I Don’t Know Enough About You,” was the first song that Lee and Barbour wrote after Barbour was fired from Benny Goodman’s soon after which both resigned. This is when they started writing their own songs. “It’s A Good Day,” was also written by the husband-wife team and Callaway makes a medley of that with “This is a Very Special Day,” written by Lee for the 1953 film, The Jazz Singer. She wove the songs together to acknowledge what she regards as Lee’s resilience through a challenging life.
Perhaps of most interest though, are the two new songs that Lee never recorded. These come courtesy of Calloway’s friendship with Holly Foster Wells, sole granddaughter of Peggy Lee and administrator for the estate. “Clair De Lune,” was inspired by Lee’s fascination with the love affair between French composer Claude Debussy and a woman named Gabrielle “Gaby” DuPont. So intrigued was Lee that she wrote a screenplay. Wells states that turning the poem into a song would have pleased her grandmother. Lee ‘s lyric for “The Other Part of Me” is for her late, estranged husband and father of her only child, Dave Barbour. According to Wells, her grandfather was the love of Lee’s life, but due to his alcoholism, they divorced. Just as they were contemplating getting back together, he suddenly died. The other song, also elegiac in tone, related to Barbour, is “Johnny Guitar,” a Victor Young-Peggy Lee collaboration written for the 1953 film of the same name, starring Joan Crawford. This ballad is an homage to Barbour— Lee’s “Johnny” in real life. The Broadway aspects of Calloway’s vocals are clearly evident in these two.
Callaway says “Black Coffee” is one of the “greatest torch songs ever written.” To these ears, and probably most, it will always be associated with Sarah Vaughan. Yet, Calloway arguably digs even deeper into the gutsy blues of the song.
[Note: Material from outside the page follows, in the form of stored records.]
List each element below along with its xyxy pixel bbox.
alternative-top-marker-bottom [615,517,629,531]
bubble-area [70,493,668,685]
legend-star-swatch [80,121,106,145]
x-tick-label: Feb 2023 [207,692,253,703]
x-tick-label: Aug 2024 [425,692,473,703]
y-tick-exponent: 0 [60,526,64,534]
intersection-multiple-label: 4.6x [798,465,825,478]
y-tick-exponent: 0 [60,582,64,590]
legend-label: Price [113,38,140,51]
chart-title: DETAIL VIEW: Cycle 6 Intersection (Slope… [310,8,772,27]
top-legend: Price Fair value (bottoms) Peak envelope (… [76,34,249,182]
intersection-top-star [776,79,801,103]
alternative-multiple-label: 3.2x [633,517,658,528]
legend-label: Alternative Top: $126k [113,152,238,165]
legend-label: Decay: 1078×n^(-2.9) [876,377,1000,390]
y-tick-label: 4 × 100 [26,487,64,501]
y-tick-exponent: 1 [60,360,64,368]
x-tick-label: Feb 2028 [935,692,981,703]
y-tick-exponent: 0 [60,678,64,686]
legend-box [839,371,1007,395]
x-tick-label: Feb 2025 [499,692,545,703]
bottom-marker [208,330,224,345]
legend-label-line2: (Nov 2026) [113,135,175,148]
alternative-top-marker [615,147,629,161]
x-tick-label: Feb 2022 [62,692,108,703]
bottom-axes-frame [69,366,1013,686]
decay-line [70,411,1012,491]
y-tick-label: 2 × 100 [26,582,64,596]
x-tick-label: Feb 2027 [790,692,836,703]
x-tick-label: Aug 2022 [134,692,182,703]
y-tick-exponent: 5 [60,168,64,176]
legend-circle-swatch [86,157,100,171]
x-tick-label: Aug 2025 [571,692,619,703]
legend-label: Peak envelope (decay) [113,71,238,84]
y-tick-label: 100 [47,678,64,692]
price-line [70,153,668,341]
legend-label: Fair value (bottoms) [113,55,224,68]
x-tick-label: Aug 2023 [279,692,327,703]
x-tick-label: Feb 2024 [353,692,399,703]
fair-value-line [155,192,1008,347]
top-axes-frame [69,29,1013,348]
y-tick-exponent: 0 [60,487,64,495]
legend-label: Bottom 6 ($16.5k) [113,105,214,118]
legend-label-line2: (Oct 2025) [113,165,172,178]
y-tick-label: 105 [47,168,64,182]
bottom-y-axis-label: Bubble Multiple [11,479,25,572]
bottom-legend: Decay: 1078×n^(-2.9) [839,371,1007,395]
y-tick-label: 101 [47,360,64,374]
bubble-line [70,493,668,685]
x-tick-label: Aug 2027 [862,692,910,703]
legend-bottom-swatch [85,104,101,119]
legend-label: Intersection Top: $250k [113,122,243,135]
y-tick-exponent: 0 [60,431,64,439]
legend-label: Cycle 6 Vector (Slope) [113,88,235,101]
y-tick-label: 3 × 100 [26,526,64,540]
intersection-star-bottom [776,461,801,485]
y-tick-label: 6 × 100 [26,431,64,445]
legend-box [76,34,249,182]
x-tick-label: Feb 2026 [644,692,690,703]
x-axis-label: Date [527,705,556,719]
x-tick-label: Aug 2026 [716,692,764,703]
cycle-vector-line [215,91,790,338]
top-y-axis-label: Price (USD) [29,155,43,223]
She convincingly expresses the pain of being forsaken by her lover. Lee kept her take on the song simple as does Calloway, but the immense range and power of her vocal might be best appreciated here, in a song with which most are familiar. Calloway is a strong improviser as well. Listen to her add some humorous lyrics to “I Love Being Here With You.”
Calloway chose all fourteen songs, focusing on Lee’s songwriting in this excellent tribute to one of the first female singer-songwriters of note. If it’s your introduction to Calloway, you’ll likely be seeking out more of her catalog. You might just investigate Lee’s too.